Najdroższy nabytek w historii Lecha z pierwszą asystą, i to na wagę zwycięstwa!

Lech Poznań nowy sezon zaczął bardzo dobrze, zupełnie odcinając się od tego, co grali wiosną tego poprzedniego. Po 4 kolejkach poznaniacy zainkasowali 7 punktów, zajmując przy tym 4. miejsce w tabeli. Jednakże z pewnością chcieliby zapomnieć o ostatnim meczu z Rakowem, gdzie nie oddali nawet jednego celnego strzału. W sezon 2024/25 Zagłębie Lubin również weszło bardzo dobrze, przegrywając jak dotąd tylko jeden mecz – z Legią. Na swoim stadionie Miedziowi są niepokonani od 20 kwietnia i klęski z Jagiellonią. Jeśli udałoby im się zatrzymać Kolejorza, Zagłębie przedłużyłoby swoją serię bez porażki na swoim stadionie do 5.

Ali Gholizadeh po raz pierwszy z udziałem w bramce Lecha

Obydwa zespoły próbowały atakować na samym początku, lecz niewiele im wychodziło. Pierwszym strzałem w światło bramki był ten z 7. minuty Adama Radwańskiego. Bartosz Mrozek dałby radę obronić to uderzenie nawet z zamkniętymi oczami. Chwilę później Miedziowi mieli kolejną doskonałą okazję bramkową, ale to wszystko pokpił Mateusz Wdowiak. Zamiast przyjąć piłkę i oddać strzał, zdecydował się uderzyć z pierwszej piłki – o mało co nie zniszczył reklamy jednego ze sponsorów Ekstraklasy.

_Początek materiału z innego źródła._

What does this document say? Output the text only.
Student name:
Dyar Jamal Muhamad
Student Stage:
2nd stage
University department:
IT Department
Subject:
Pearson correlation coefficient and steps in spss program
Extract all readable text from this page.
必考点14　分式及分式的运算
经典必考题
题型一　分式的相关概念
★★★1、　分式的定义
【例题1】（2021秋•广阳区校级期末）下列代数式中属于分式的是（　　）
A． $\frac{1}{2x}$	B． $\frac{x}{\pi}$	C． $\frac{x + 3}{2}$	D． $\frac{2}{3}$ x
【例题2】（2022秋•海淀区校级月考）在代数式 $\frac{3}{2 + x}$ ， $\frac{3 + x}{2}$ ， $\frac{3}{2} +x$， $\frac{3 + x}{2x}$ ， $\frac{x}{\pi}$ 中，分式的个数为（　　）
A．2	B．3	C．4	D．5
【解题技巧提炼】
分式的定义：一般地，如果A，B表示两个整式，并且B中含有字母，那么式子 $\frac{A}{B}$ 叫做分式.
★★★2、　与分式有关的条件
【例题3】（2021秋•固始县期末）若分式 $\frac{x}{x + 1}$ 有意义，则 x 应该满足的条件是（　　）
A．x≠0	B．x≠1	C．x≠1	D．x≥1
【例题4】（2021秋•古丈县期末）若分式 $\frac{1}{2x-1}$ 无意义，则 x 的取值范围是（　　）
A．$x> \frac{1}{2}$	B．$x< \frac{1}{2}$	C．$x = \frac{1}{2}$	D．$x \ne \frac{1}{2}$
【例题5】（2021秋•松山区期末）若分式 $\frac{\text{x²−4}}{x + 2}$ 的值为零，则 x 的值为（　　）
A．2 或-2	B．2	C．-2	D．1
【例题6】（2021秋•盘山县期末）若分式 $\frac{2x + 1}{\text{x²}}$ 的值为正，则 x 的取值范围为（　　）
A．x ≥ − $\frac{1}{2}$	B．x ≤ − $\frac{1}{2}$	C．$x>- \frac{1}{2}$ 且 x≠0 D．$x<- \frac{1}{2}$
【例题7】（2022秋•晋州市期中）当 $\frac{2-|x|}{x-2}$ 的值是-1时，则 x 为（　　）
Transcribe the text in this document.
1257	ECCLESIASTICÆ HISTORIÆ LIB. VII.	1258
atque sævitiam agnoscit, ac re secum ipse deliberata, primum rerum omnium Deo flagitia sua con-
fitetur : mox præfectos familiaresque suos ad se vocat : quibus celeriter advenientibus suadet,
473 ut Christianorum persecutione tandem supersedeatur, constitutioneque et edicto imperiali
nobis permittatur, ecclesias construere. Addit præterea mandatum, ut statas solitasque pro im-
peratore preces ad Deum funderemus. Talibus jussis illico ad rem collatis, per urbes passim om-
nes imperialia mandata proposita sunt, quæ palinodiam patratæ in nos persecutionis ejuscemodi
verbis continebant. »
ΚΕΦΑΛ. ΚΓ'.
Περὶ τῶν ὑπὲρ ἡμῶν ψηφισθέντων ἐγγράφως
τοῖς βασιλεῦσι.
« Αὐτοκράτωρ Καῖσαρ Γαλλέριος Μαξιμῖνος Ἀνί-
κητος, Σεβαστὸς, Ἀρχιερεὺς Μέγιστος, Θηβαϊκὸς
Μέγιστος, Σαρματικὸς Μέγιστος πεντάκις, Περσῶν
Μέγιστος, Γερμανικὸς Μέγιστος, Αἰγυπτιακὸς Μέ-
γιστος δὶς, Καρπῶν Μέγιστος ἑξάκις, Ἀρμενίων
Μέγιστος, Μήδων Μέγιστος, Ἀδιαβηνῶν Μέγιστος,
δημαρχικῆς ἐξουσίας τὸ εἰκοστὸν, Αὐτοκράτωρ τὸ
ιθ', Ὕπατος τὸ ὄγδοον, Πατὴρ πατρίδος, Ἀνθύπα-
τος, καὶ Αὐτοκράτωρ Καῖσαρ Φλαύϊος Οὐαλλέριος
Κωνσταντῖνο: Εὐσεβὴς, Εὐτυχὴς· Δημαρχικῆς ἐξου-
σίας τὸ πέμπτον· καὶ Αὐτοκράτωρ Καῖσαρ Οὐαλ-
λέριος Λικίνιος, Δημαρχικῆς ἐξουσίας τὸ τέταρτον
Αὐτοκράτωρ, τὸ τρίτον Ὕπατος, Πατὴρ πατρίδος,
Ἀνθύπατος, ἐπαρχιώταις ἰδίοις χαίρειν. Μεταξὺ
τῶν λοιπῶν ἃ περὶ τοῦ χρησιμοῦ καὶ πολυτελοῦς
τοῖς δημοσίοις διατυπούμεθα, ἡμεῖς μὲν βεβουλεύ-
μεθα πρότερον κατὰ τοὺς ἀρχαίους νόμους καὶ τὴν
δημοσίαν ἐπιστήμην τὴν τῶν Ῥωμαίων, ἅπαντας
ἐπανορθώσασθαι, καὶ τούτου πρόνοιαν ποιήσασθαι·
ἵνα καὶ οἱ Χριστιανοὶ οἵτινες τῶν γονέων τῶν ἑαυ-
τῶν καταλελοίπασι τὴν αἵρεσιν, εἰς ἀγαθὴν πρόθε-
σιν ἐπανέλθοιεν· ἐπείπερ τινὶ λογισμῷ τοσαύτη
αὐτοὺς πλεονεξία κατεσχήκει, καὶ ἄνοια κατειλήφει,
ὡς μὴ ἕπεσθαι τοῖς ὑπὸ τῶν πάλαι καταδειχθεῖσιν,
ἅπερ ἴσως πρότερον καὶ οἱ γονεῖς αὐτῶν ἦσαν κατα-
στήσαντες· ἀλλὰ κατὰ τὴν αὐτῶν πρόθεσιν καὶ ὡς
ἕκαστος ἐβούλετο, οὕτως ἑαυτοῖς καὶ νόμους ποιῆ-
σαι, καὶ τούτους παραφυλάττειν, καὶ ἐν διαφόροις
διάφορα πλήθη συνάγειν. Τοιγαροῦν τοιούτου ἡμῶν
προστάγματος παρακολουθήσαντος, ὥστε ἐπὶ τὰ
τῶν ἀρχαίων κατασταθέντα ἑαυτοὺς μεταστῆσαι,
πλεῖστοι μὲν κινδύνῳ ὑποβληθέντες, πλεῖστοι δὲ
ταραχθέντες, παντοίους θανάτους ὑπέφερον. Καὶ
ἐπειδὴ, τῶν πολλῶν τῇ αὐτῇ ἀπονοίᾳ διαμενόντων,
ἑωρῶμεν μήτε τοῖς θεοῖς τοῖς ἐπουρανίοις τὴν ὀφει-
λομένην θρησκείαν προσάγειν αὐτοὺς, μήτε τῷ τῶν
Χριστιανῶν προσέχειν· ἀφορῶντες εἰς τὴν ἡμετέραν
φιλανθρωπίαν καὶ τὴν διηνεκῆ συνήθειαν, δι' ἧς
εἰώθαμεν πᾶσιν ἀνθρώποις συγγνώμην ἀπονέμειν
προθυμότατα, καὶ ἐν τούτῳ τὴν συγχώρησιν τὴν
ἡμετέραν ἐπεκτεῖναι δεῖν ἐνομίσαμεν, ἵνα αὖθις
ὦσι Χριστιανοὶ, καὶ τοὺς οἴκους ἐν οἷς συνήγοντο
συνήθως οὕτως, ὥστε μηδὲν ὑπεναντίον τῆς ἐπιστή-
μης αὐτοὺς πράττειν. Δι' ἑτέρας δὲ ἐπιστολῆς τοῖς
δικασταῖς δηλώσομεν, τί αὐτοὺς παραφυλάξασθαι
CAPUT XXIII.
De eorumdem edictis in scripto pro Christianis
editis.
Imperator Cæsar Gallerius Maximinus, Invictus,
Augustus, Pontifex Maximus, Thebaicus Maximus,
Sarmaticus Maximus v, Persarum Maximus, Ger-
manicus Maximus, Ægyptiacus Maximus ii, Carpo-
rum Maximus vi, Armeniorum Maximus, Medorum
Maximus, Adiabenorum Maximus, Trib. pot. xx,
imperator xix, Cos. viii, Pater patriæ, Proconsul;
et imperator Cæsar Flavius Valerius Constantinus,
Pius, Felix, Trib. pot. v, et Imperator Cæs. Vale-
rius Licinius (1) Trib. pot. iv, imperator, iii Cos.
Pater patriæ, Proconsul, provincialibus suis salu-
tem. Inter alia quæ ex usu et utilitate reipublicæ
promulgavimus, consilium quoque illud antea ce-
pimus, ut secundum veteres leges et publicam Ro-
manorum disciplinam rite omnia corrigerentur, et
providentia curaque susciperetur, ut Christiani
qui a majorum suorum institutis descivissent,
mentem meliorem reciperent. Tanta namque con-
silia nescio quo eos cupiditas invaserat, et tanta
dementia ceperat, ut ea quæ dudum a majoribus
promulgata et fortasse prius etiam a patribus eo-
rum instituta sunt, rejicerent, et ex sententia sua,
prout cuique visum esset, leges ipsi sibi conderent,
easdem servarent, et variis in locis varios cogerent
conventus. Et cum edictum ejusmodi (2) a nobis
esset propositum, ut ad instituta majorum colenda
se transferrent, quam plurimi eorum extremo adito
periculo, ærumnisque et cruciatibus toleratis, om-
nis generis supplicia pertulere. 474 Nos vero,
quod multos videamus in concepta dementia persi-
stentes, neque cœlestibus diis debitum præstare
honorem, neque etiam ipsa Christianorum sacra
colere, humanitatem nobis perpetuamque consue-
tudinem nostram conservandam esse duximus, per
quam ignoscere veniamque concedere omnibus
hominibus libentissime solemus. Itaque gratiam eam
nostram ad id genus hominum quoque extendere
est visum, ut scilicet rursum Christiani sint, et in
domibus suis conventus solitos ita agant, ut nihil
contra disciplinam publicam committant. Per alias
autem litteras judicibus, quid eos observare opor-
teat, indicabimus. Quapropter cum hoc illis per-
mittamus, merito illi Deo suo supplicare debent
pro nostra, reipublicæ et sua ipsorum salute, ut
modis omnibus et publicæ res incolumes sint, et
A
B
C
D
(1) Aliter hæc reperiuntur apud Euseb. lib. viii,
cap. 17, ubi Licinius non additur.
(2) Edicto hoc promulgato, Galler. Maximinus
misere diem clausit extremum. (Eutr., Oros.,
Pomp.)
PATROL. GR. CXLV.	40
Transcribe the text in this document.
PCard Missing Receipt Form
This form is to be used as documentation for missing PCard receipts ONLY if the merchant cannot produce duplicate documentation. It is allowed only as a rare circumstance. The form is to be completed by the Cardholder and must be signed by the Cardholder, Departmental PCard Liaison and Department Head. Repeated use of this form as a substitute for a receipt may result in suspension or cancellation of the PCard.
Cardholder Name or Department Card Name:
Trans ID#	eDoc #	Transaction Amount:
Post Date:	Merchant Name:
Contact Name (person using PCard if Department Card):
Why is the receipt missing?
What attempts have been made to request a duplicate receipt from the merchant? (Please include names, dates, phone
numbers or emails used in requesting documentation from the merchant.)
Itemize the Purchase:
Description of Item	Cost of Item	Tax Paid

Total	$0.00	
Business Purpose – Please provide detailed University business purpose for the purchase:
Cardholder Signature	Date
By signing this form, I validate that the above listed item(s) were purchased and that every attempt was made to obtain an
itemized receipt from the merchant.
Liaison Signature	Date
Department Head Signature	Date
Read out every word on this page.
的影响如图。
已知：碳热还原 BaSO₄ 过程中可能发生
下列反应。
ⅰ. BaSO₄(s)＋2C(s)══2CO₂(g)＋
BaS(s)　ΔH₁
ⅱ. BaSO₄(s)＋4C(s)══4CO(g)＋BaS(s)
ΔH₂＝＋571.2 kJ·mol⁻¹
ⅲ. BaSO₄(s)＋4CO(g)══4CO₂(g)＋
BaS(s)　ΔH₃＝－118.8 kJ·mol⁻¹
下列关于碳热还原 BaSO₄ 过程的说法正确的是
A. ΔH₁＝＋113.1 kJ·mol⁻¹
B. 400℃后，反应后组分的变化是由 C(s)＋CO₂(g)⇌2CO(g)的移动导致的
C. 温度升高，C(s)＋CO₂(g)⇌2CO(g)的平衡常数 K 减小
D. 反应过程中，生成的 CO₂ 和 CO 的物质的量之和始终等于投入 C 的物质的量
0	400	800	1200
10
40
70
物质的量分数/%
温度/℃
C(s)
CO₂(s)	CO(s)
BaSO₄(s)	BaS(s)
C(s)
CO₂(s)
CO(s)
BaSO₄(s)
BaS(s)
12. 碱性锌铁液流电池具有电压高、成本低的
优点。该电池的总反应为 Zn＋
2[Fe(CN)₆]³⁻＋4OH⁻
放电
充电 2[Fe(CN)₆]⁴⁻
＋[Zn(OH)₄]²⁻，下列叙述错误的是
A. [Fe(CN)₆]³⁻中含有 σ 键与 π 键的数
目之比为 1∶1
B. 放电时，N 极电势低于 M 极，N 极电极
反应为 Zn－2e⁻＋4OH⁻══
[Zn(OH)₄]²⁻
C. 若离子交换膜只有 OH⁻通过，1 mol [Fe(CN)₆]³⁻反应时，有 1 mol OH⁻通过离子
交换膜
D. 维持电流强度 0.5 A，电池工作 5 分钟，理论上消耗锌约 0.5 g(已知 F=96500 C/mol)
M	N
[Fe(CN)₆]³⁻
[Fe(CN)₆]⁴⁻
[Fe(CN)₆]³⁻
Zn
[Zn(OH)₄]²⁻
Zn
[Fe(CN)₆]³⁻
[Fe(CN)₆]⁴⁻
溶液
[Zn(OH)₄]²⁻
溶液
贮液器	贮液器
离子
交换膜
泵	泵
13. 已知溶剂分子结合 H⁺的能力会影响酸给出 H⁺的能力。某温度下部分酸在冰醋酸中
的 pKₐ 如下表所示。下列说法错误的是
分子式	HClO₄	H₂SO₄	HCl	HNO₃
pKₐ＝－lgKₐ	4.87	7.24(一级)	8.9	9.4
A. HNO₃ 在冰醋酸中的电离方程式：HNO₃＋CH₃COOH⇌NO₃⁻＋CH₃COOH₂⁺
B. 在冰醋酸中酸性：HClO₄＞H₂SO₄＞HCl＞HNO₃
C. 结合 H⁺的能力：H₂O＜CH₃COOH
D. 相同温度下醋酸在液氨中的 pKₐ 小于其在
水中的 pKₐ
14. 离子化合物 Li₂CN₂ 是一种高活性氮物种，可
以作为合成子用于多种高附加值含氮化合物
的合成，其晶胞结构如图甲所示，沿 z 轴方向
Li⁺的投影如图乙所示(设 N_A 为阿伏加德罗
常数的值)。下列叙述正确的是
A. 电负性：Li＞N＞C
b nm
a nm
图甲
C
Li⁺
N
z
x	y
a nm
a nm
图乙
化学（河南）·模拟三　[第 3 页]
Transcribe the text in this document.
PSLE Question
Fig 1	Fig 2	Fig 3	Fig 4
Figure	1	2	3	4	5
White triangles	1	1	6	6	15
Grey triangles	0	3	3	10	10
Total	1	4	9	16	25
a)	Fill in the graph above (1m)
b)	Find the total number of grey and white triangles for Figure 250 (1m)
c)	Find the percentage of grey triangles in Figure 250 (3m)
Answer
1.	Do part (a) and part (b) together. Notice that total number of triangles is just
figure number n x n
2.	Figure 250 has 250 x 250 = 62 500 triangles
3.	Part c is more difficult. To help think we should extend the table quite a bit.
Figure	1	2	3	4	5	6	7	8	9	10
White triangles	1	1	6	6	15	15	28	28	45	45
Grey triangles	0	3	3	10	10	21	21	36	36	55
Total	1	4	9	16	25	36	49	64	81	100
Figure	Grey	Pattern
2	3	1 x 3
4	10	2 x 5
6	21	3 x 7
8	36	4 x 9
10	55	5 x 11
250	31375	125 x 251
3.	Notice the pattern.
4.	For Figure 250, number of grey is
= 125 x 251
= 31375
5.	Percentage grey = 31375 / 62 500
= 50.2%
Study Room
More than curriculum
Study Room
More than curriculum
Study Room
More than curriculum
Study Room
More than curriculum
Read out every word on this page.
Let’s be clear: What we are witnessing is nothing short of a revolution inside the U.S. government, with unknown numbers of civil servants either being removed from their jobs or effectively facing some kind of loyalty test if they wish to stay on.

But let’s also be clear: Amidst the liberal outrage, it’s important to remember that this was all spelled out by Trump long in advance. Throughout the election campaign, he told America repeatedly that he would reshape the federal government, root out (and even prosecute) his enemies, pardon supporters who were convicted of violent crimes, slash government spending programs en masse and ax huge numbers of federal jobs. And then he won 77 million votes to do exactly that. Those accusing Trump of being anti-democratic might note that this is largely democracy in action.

Potem to Lech miał przewagę, ale do 19. minuty jedynie optyczną. Wtedy to ekipa z Wielkopolski wyprowadziła obiecujący atak. Joel Pereira posłał długie podanie do Mikaela Ishaka, po czym Szwed wycofał piłkę do Alego Gholizadeha. Irańczyk wykazał się boiskową wizją i podał na wolne pole, rozmontowując obronę Zagłębia. Do piłki dopadł Afonso Sousa i Portugalczyk wyprowadził Lecha na prowadzenie.

REKLAMA
źródło: Canal+ Sport/X

Zagłębie próbowało odpowiedzieć na bramkę Sousy, jednak obrona Lecha skutecznie oddalała zagrożenie od swojej bramki. Znalezienie rozwiązania na tę konsekwencję w obronie przyjezdnych stanowiła dla podopiecznych Waldemara Fornalika niemałe wyzwanie. Mecz ogółem stracił na intensywności, poznaniakom nigdzie się nie śpieszyło. Lubinianie z kolei byli zbyt czytelni dla rywala, a ich pomysły na zaatakowanie spełzały na niczym. Częstotliwość ofensywnych zrywów także była zbyt mała, aby podopieczni Nielsa Frederiksena musieli się w obronie natrudzić nieco więcej. Ekipa z Dolnego Śląska nie zdołała do przerwy zmienić wyniku.

Świetne szanse po obu stronach

Drugą połowę Lech zaczął z wysokiego „c”. Akcję wykreowaną przez Radosława Murawskiego sfinalizował Mikael Ishak. Szwed mógł podwoić prowadzenie Kolejorza i był tego naprawdę blisko, lecz na drodze do bramki stanął Dominik Hładun i zdołał obronić ten strzał. Jednakże po około 55 minutach gry Zagłębie z akcji na akcję robiło się coraz groźniejsze. Mrozek miał już znacznie więcej pracy między słupkami. W 59. minucie 24-latek musiał interweniować aż trzykrotnie – za każdym razem pomyślnie, i to jemu poznaniacy mogli zawdzięczać dalsze prowadzenie w meczu w Lubinie.

Kolejorz również nie odpuszczał i też starał się o drugą bramkę. Po raz kolejny o szczęściu kibice Lecha mogli mówić w 67. minucie. To nie było zapewne do końca zamierzone, ale Bartłomiej Kłudka wybił daleko piłkę, uruchamiając przy tym Wdowiaka. 27-latek pędził w kierunku bramki Lecha, lecz nieco się pogubił, dzięki czemu dwóch obrońców zdążyło do niego dobiec. Joel Pereira zablokował mu drogę do bramki, wymuszając na Wdowiaku niecelny strzał.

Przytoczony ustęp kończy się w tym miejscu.